Quatre jours pour lancer un essai clinique contre le Covid-19 en Belgique

La Belgique est déjà considérée actuellement comme un pays de prédilection pour les études cliniques. ©AFP

Les études cliniques pour un traitement ou un vaccin contre le Covid-19 pourront être entamées à partir de quatre jours après le dépôt de la demande, contre un délai de quinze jours à un mois actuellement. Les poids lourds du secteur pharma vont par ailleurs contribuer à accroitre la capacité de tests.

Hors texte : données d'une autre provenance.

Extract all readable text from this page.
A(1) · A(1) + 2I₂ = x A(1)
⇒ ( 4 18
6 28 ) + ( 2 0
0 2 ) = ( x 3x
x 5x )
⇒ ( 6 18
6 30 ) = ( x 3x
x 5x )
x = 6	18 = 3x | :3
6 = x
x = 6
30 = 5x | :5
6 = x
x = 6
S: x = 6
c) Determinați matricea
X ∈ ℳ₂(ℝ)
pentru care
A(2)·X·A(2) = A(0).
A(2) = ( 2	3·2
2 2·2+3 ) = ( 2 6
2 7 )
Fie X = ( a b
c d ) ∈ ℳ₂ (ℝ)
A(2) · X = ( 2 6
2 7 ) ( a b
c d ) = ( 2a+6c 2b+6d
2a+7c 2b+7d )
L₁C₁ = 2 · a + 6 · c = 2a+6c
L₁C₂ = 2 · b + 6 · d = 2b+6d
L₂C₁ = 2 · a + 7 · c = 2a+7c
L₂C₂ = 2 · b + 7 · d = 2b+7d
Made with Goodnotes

En raison de l’urgence de la situation, il ne faudra désormais plus que quatre jours en Belgique pour lancer un essai clinique pour de nouveaux vaccins et traitements contre le COVID-19. C’est ce qu’a annoncé ce samedi matin le gouvernement fédéral suite à une réunion avec les entreprises du secteur.

37.000
Emplois
L'entreprise pharmaceutique belge est un des fleurons de l’économie du pays avec 37.000 emplois

Face au coronavirus, le gouvernement fédéral entend mobiliser la force de frappe du secteur biopharmaceutique belge, qui est un des fleurons de l’économie du pays avec 37.000 emplois de haut niveau et des capacités d’innovation et de production importantes (43 milliards d’euros d’exportations). Jeudi soir, une réunion de concertation a donc eu lieu entre l’exécutif et la plateforme " R&D Biopharma", une initiative qui réunit depuis 2005 plusieurs ministres, des dirigeants des entreprises pharmaceutiques du pays et pharma.be, l’organisation coupole du secteur.

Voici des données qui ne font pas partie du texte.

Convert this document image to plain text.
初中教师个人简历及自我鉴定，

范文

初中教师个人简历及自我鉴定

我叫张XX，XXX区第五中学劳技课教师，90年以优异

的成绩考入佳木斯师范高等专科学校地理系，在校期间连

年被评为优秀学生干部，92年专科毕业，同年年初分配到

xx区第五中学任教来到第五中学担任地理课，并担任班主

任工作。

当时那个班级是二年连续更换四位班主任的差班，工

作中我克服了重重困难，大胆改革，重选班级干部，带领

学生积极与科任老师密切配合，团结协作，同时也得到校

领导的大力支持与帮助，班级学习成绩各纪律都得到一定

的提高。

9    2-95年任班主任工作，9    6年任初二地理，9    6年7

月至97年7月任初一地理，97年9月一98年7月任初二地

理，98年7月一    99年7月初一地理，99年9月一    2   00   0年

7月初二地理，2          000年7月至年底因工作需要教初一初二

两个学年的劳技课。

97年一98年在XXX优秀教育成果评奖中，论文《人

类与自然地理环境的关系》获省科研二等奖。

Concrètement, il s’agira d’accélérer les procédures afin de lancer des essais cliniques dans notre pays pour de nouveaux vaccins et traitements contre le COVID-19.  Ceux-ci pourront être entamés à partir de quatre jours après que la demande ait été faite auprès de l'Agence fédérale des médicaments  (AFMPS), alors que la période d’attente actuelle est comprise entre quinze jours et un mois.

Un demi-millier d'études cliniques

La Belgique est considérée comme un pays de prédilection pour les études cliniques en raison des délais d'approbation déjà fort courts, de l'expertise clinique de la communauté académique, et de l'étroite collaboration qui règne entre les entreprises et les centres de recherche universitaires. Plus d’un demi-millier de nouvelles études cliniques (507 en 2018) sont lancées chaque année en Belgique, selon les chiffres de pharma.be. Quelques 1400 essais étaient en cours en 2018. La Belgique occupe la deuxième position au classement européen du nombre d’études cliniques par habitant. Notre pays possède notamment une grande expertise en matière d’oncologie : environ 30 % des demandes d’études cliniques portent sur de nouveaux traitements contre le cancer.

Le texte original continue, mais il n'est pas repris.